I kind of feel like the underlying theology of EC has not developed enough to support an organic bubbling up of liturgy above it - we don't quite know what the good news in our day is. And I'm wondering if the first steps forward while we wait for the theology to form are to be reaching out to those who are different from us and building relationships across broken bridges - because maybe the Lord won't show us until we stop being disobedient little un-unified brats.

My understanding of theology has turned totally towards the relational. God is trying to create communities of love that change the society around them. How can we really understand the gospel of loving communities that heal, when we are an un-unified church? The world will reject our message because it's obvious that we don't practice at home what we preach to them.

I have all sorts of ideas about the church - you know ecclesiological/praxis things about the design of the space, the flow of the gathering, etc., etc., but I don't know how those are communicated to the congregation as something to be joyful about. Maybe they are being imposed artificially upon the group?

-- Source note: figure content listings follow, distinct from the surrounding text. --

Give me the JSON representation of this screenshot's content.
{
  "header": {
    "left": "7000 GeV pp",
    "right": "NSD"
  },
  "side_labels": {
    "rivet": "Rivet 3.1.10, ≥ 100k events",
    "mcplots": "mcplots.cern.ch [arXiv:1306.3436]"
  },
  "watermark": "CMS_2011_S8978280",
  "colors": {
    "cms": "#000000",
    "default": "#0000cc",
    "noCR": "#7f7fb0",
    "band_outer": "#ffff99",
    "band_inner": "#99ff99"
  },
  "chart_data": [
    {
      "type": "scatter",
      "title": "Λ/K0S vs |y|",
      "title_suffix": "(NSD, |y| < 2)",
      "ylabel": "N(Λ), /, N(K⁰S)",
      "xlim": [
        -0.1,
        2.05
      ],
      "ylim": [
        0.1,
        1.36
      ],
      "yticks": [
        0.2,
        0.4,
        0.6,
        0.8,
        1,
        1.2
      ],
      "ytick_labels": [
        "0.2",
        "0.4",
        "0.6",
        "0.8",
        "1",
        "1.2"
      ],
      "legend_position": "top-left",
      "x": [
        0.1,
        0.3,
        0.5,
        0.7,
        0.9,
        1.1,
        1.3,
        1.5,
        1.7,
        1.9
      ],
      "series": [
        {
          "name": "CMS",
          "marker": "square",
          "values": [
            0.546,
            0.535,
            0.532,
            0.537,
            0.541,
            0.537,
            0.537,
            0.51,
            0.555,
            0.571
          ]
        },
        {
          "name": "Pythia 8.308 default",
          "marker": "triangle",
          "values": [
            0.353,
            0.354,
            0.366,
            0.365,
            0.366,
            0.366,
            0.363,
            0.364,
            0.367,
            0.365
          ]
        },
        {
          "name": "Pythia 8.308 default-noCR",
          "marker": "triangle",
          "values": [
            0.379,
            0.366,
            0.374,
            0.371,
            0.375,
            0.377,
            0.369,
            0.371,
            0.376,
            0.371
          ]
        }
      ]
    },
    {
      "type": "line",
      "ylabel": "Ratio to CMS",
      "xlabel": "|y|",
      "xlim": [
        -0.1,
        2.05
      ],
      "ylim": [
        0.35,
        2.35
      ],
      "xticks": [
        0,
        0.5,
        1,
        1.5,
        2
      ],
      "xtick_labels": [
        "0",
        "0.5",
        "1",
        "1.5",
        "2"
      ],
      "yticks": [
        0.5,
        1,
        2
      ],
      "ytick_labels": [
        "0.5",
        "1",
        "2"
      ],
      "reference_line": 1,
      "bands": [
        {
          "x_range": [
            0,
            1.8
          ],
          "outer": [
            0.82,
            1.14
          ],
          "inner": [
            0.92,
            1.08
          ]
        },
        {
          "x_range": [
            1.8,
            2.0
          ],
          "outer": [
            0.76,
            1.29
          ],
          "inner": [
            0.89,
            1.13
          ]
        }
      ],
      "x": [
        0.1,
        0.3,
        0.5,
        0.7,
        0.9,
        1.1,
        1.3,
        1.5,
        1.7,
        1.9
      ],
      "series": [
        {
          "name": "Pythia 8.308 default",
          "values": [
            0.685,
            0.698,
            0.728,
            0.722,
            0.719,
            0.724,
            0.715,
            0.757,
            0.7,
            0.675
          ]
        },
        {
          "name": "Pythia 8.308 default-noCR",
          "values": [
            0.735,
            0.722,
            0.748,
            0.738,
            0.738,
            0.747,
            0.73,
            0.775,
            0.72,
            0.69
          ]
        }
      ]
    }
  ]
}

So what is a church planter to do in the meantime? Reach out to those that are different than you and experience the healing of God's church in the big way - and then rejoice about it. Then simultaneously in the smaller local way find the deep yearning needs of your people and together ask God to heal you and then rejoice about it. (and make sure you have some creative people on hand who can encapsulate that rejoicing in liturgical forms for ongoing use).